Hey there Anthony. Thanks so much for making some time to speak to us. It seems like the world has jumped forward five years in terms of tech adoption since Cv-19 struck. How do you think the world is reacting to the idea of online fitness classes in particular?
I think consumers are loving the digital workouts and classes but miss the in-person connection and community that comes with it. Also, the need for equipment and space is a big issue for some.
What's your take on how the health & fitness industry as a whole (i.e. not just the digital-first brands) has reacted so far? Any differences you have seen between territories/countries?
The industry generally has really stepped up during this time, but I think for studios and instructors it's been challenging. While many have adapted by offering live classes, some just don't have the business model behind those online offerings yet, especially when compared to dedicated at-home digital fitness brands, programs, apps and content providers.
Talk us through your thoughts as you realised the full consequences of the pandemic as it became clear. What actions did you take for your own business?
We have family in Italy so we got an inside look at what this could become in the US. With that we took steps to cut costs and evaluate with our investors and partners. After that it was a matter of trying to continue to add value to the audience we already have, which meant putting out content around home fitness and other activities that were safe in terms of social distancing.
It was a trying time for our team because most of our business is about adding local value and driving consumers to in-person activities in gyms in their city, but we were able to adapt.
How do you envisage fitness regimes changing as we enter a 'new normal' and ‘ease out’ of lockdown? What will stick and what will be discarded? Opinion seems divided on this with some suggesting more ‘blended’ (digital-physical) regimes will become the norm but others (perhaps more so in the traditional marketing community) maintain we will revert back at the earliest opportunity…

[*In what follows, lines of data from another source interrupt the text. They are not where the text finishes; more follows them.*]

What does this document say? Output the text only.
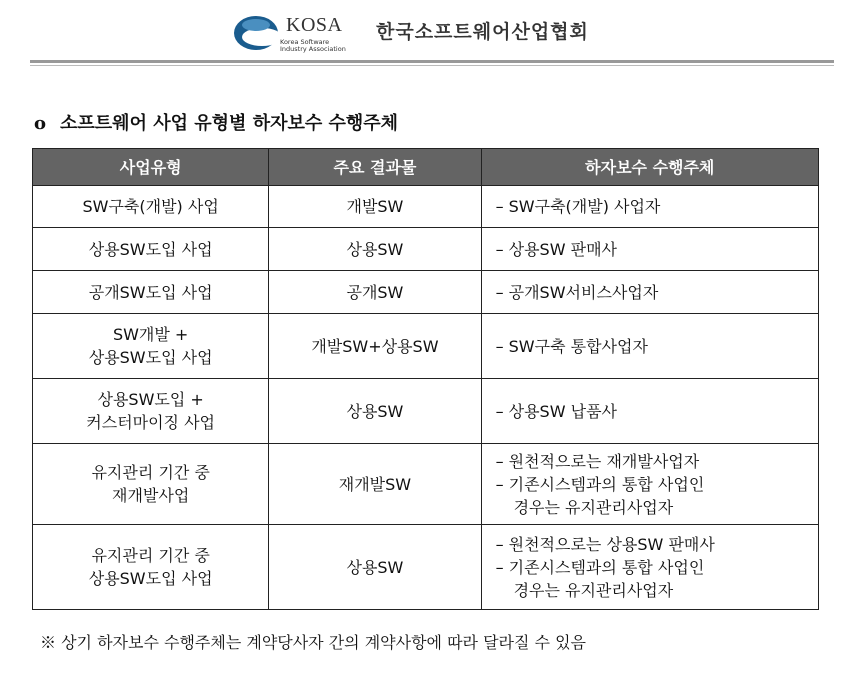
KOSA
Korea Software
Industry Association
한국소프트웨어산업협회
o 소프트웨어 사업 유형별 하자보수 수행주체
사업유형	주요 결과물	하자보수 수행주체

SW구축(개발) 사업	개발SW	– SW구축(개발) 사업자

상용SW도입 사업	상용SW	– 상용SW 판매사

공개SW도입 사업	공개SW	– 공개SW서비스사업자

SW개발 +
상용SW도입 사업	개발SW+상용SW	– SW구축 통합사업자

상용SW도입 +
커스터마이징 사업	상용SW	– 상용SW 납품사

유지관리 기간 중
재개발사업	재개발SW	– 원천적으로는 재개발사업자
– 기존시스템과의 통합 사업인
경우는 유지관리사업자

유지관리 기간 중
상용SW도입 사업	상용SW	– 원천적으로는 상용SW 판매사
– 기존시스템과의 통합 사업인
경우는 유지관리사업자
※ 상기 하자보수 수행주체는 계약당사자 간의 계약사항에 따라 달라질 수 있음
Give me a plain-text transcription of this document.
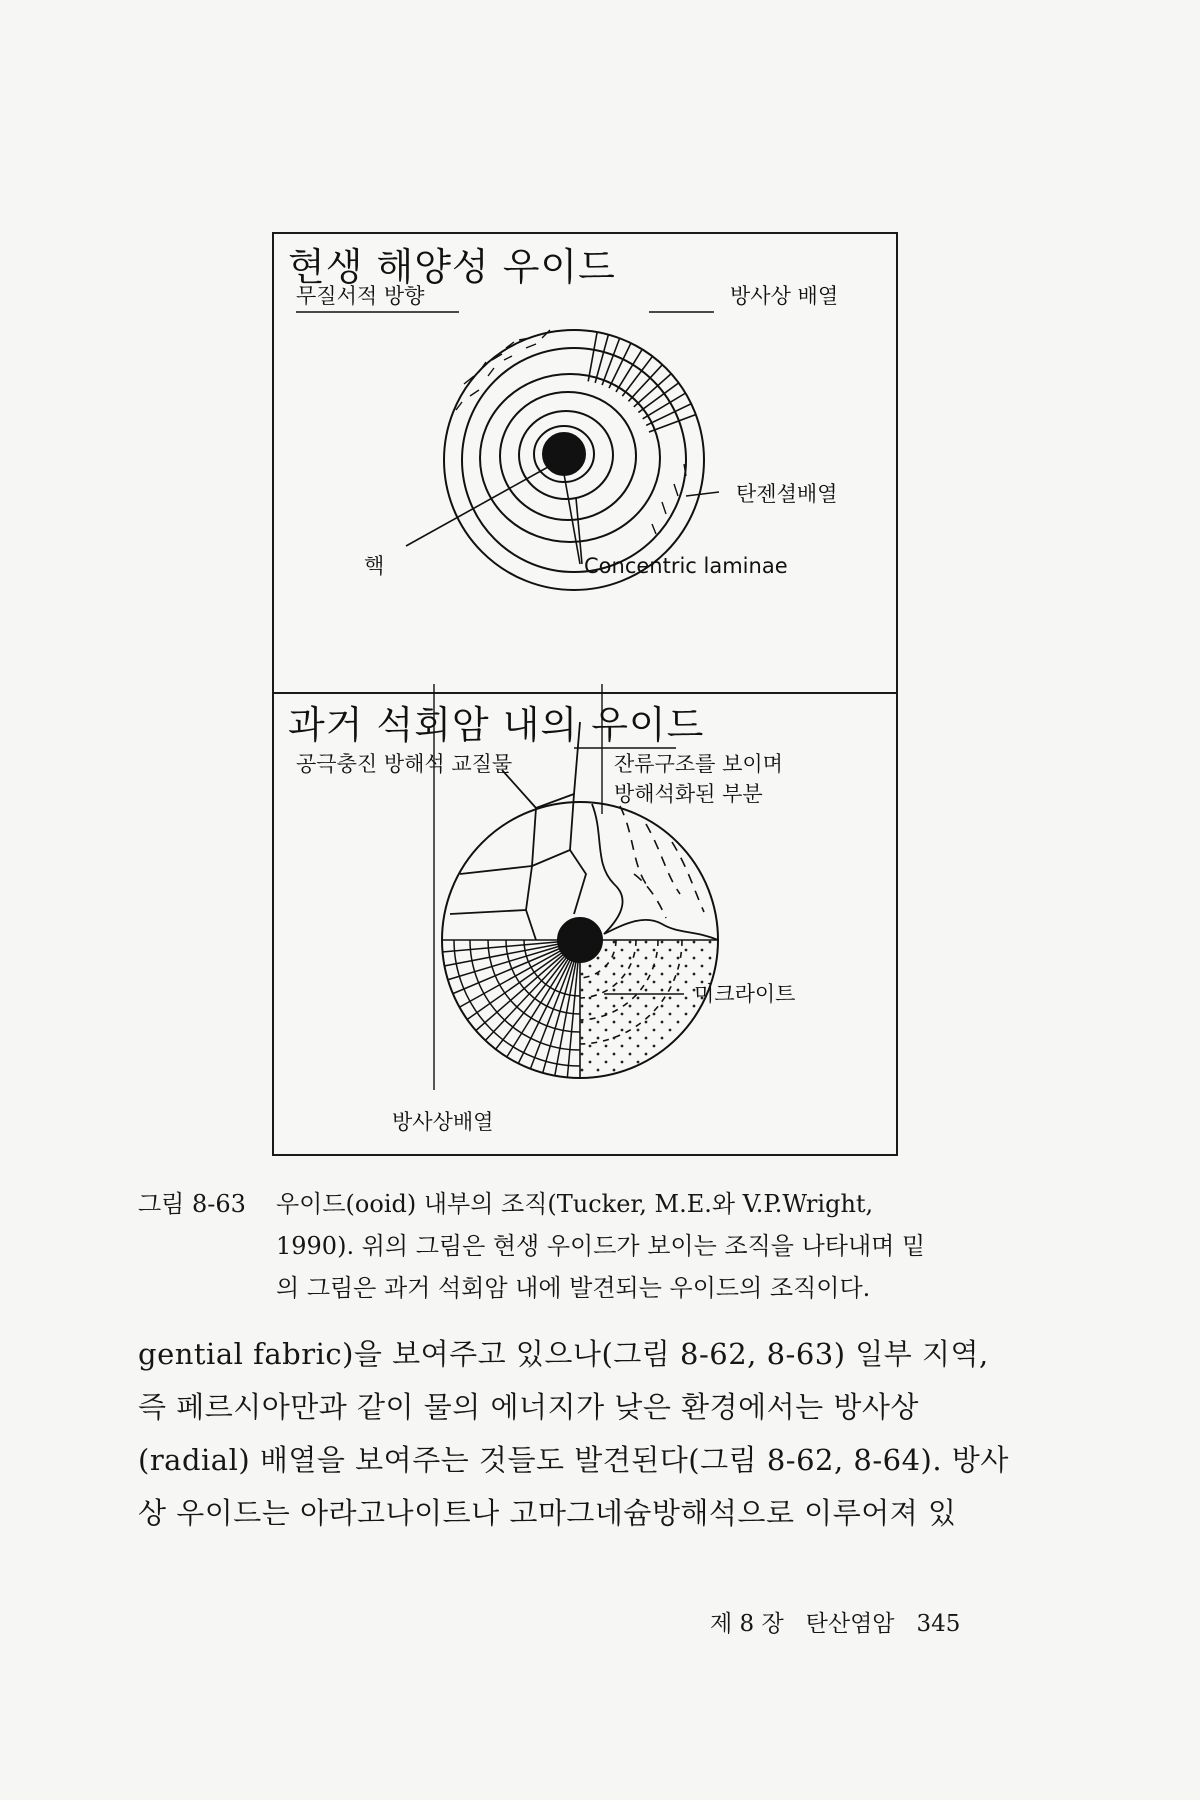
현생 해양성 우이드
무질서적 방향	방사상 배열
탄젠셜배열
핵	Concentric laminae
과거 석회암 내의 우이드
공극충진 방해석 교질물	잔류구조를 보이며
방해석화된 부분
미크라이트
방사상배열
그림 8-63 우이드(ooid) 내부의 조직(Tucker, M.E.와 V.P.Wright,
1990). 위의 그림은 현생 우이드가 보이는 조직을 나타내며 밑
의 그림은 과거 석회암 내에 발견되는 우이드의 조직이다.
gential fabric)을 보여주고 있으나(그림 8-62, 8-63) 일부 지역,
즉 페르시아만과 같이 물의 에너지가 낮은 환경에서는 방사상
(radial) 배열을 보여주는 것들도 발견된다(그림 8-62, 8-64). 방사
상 우이드는 아라고나이트나 고마그네슘방해석으로 이루어져 있
제 8 장 탄산염암 345
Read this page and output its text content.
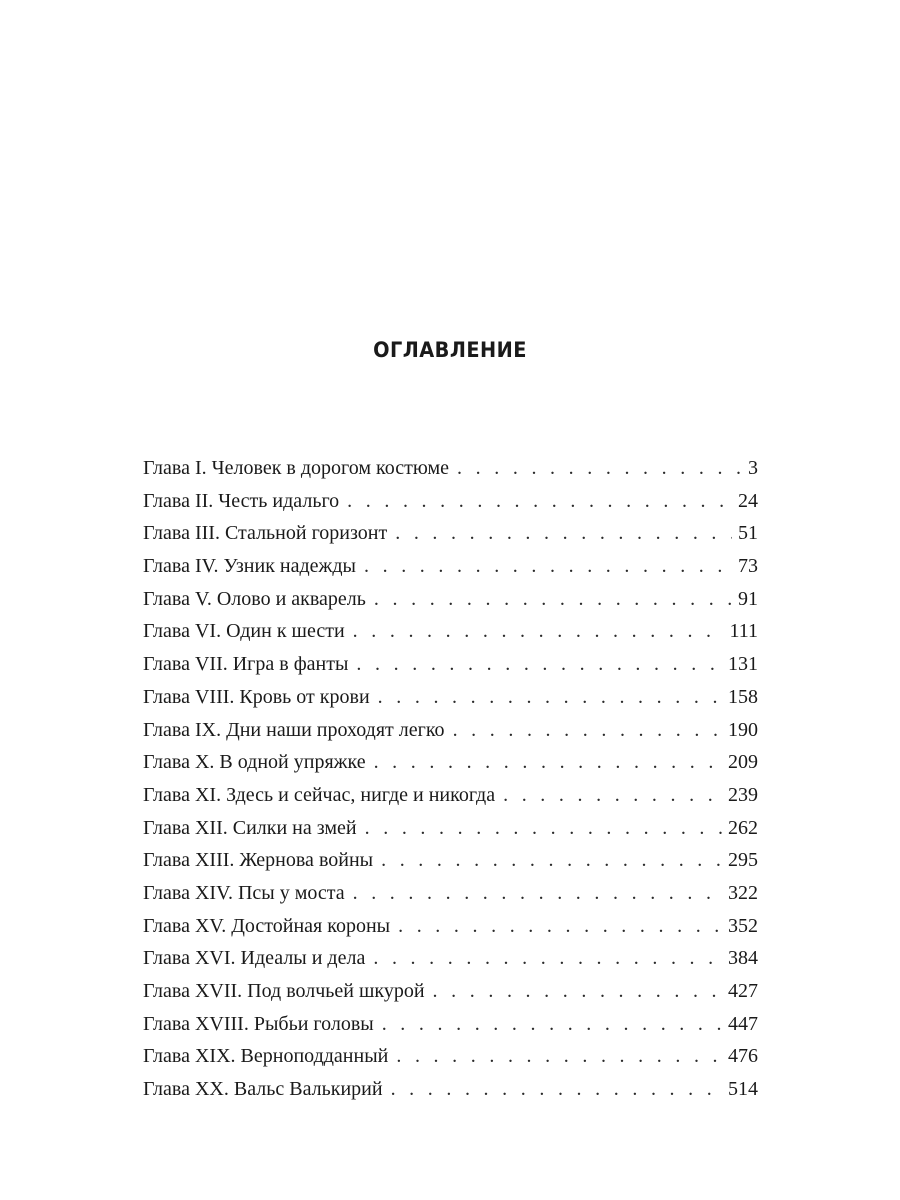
ОГЛАВЛЕНИЕ
Глава I. Человек в дорогом костюме . . .	3
Глава II. Честь идальго . . .	24
Глава III. Стальной горизонт . . .	51
Глава IV. Узник надежды . . .	73
Глава V. Олово и акварель . . .	91
Глава VI. Один к шести . . .	111
Глава VII. Игра в фанты . . .	131
Глава VIII. Кровь от крови . . .	158
Глава IX. Дни наши проходят легко . . .	190
Глава X. В одной упряжке . . .	209
Глава XI. Здесь и сейчас, нигде и никогда . . .	239
Глава XII. Силки на змей . . .	262
Глава XIII. Жернова войны . . .	295
Глава XIV. Псы у моста . . .	322
Глава XV. Достойная короны . . .	352
Глава XVI. Идеалы и дела . . .	384
Глава XVII. Под волчьей шкурой . . .	427
Глава XVIII. Рыбьи головы . . .	447
Глава XIX. Верноподданный . . .	476
Глава XX. Вальс Валькирий . . .	514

We think that outdoor fitness classes, activities, meet-ups, runs groups, etc will see a huge spike and digital will continue to play a huge role in consumers’ fitness going forward.
I don't know if things will ever get back to what was considered normal due to some gyms and studios having to close and other consumers just adapting how they operate day to day when it comes to fitness.
Are you noticing any particular trends emerging in customer preferences? Any activities becoming more popular as a result?
On our platform we saw a spike of 40+ % for outdoor content - meaning trail-biking, running, outdoor activities - and I think that is going to become more and more popular over time. And the outdoor fitness classes and meet ups.
I also think that a move back to what we call ‘minimalist fitness’ - meaning bodyweight, kettlebell and dumbbells, versus connected fitness equipment, is coming.
Do on-demand classes suit a different customer type than live-streamed classes? How so (if so)?
Yes live-streamed classes offer some level of interaction and engagement that on-demand doesn't, but on-demand can be done any time making it more useful for most consumers. I think a mix of both is needed for businesses to survive long term.
What advantages will at-home fitness have over in-location/IRL going forward? Will the two parts of the industry have to work more closely together?
At-home fitness has an obvious advantage being that it's technically safer, easier to access and can be done any time. Especially when you think about in-person fitness being built around people's work schedules.
Going to the gym before and after work in the larger cities is now going to change if work from home continues.
Should operators be happy with ‘off the shelf’ or ‘ready-made’ streaming platforms like IGTV or Zoom? What are the risks if they do adopt those?
They truly can't be happy with those offerings because there's no business model behind them, they have to have some type of customized version that lets them charge for their time and I also think that live-streaming has to be partnered with on-demand
Give us three words that sum up the near future for health and fitness:
Accessible, affordable, outside!
Only time will tell how various businesses will adapt going forwards, but we can safely say that 2020 has flipped how we workout on its head. How have these uncertain times affected how you see your business going forwards in a post-lockdown world?